Review by Ruth Heath 16th Apr 2021

Trick Of The Light Theatre brings their newest creation, The Griegol, to Hāwea Flat Hall as part of Wānaka’s Festival of Colour. Hannah Smith, Director, and story creator along with Ralph McCubbin Howell, are the creative forces behind this one. The two 9 year old boys I have brought with me and their friend, all of us amateur theatre goers in this small rural township, are all captivated for the show’s entirety.

Striking music begins The Griegol and its 50 minutes of dynamism, cleverness and beauty. The bold sound segues to more melodic music accompanying actors in the middle of the stage with an animated screen behind. From the right of the stage the distinct sound of a violin emerges and live musician, Tristan Carter, appears softly lighted amongst an otherwise dark atmosphere.

A small flickering candle in front of Granny’s portrait and our violinist, introduces us to grief, one of the main themes of the play. Granny’s death gives rise to The Griegol, cleverly played out on screen through stop-motion animation by Ralph McCubbin Howell, and what we see the cast – Elle Wootton, Paul Waggott, Stevie Hancox-Monk, Ralph McCubbin Howell – doing stage left involving smoke, lifting and placing of screens, cranking and other intriguing puppetry techniques.    

It’s about half way through the performance that I begin to understand the multifaceted collaboration of everything happening on stage. I am in awe of the professionalism and talent while simultaneously engaging with the story playing out in front of us, without words.  

The protagonist, thoughtfully cast in the form of a young, expressionless girl puppet, allows us to decide the puppet’s perspective and how she navigates her grief. The girl’s puppeteer/actor, at one with the puppet, helps any searching minds in the audience with her subtle expressions in lieu of dialogue.

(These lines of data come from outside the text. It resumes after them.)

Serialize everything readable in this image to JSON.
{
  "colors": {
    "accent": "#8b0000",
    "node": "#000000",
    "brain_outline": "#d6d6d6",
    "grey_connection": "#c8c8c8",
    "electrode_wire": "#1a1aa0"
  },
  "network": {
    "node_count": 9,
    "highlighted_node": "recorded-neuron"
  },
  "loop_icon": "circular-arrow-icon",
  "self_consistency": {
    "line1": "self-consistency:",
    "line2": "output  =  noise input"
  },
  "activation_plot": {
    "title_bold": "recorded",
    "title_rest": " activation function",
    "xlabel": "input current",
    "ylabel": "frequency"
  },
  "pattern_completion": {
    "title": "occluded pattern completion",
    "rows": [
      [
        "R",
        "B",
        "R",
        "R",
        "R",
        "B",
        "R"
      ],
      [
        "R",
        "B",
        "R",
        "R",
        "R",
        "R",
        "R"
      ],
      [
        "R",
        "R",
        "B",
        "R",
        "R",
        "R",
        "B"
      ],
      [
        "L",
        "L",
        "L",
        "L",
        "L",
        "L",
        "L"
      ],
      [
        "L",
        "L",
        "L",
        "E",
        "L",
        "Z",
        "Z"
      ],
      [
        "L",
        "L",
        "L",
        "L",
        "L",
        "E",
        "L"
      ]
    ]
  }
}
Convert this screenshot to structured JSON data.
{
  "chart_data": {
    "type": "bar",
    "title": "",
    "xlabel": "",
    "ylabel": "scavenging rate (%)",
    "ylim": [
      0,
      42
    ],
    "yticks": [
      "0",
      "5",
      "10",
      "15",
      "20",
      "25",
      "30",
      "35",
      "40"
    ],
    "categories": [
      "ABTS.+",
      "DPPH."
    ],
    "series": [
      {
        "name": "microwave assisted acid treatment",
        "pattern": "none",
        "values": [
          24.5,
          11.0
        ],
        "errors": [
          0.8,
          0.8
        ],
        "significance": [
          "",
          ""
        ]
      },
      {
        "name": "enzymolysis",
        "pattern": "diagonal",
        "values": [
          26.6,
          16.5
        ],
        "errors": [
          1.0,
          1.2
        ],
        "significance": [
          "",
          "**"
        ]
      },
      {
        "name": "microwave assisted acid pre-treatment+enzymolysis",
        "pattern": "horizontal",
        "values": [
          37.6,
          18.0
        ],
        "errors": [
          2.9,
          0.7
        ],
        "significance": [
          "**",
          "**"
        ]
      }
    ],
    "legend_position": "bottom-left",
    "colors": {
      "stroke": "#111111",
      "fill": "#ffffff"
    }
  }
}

Griegol, the metaphorical monster of death, the unknown and the frightening, features and pervades in myriad ways amongst the characters, reaching its highest point of intensity in a darkly chaotic and magical dream scene of the child’s. The play’s darkest moment gives way to the beginning of a new theme, beautifully played out in the story with a symbolic key unlocking love and connection. A release of tension ensues for the audience and perhaps a moment of catharsis for anyone who has experienced grief and its flipside; this is a moving moment for me. All of this is juxtaposed against the connected technical expertise, acting and brilliance of the performance itself.

The musical score, Tane Upjohn-Beatson, with its live musical accompaniment, as well as real time sound – such as falling books on the floor after we see silhouettes on screen fly animated ones through the air – weaves throughout the play as seamlessly as all the actors move between their acting roles and technically animation. There are particularly clever moments of connection throughout the performance between actors, characters, animators and the musician, that delight. I notice the father using his computer keyboard in unison with the violin, a small example of such connectedness.

Grief is poignantly described through the perspective of a father and daughter, independently and in relation to each other – loss and connection being both sides of the same coin, and the play beautifully describes this. The dark and eerie gives way to an uplifting end to the story. The score and carefully curated atmosphere carries it all.  

Concluding the performance, the cast generously invite and share their process and tricks of the light with the audience. I’m not sure if this is the benefit of living in the small settlement of Hāwea Flat where, at our local community hall, the setting is intimate, or if this is an offering at all performances of The Griegol. Nevertheless, it is all part of a touching, delightful and exciting theatrical experience.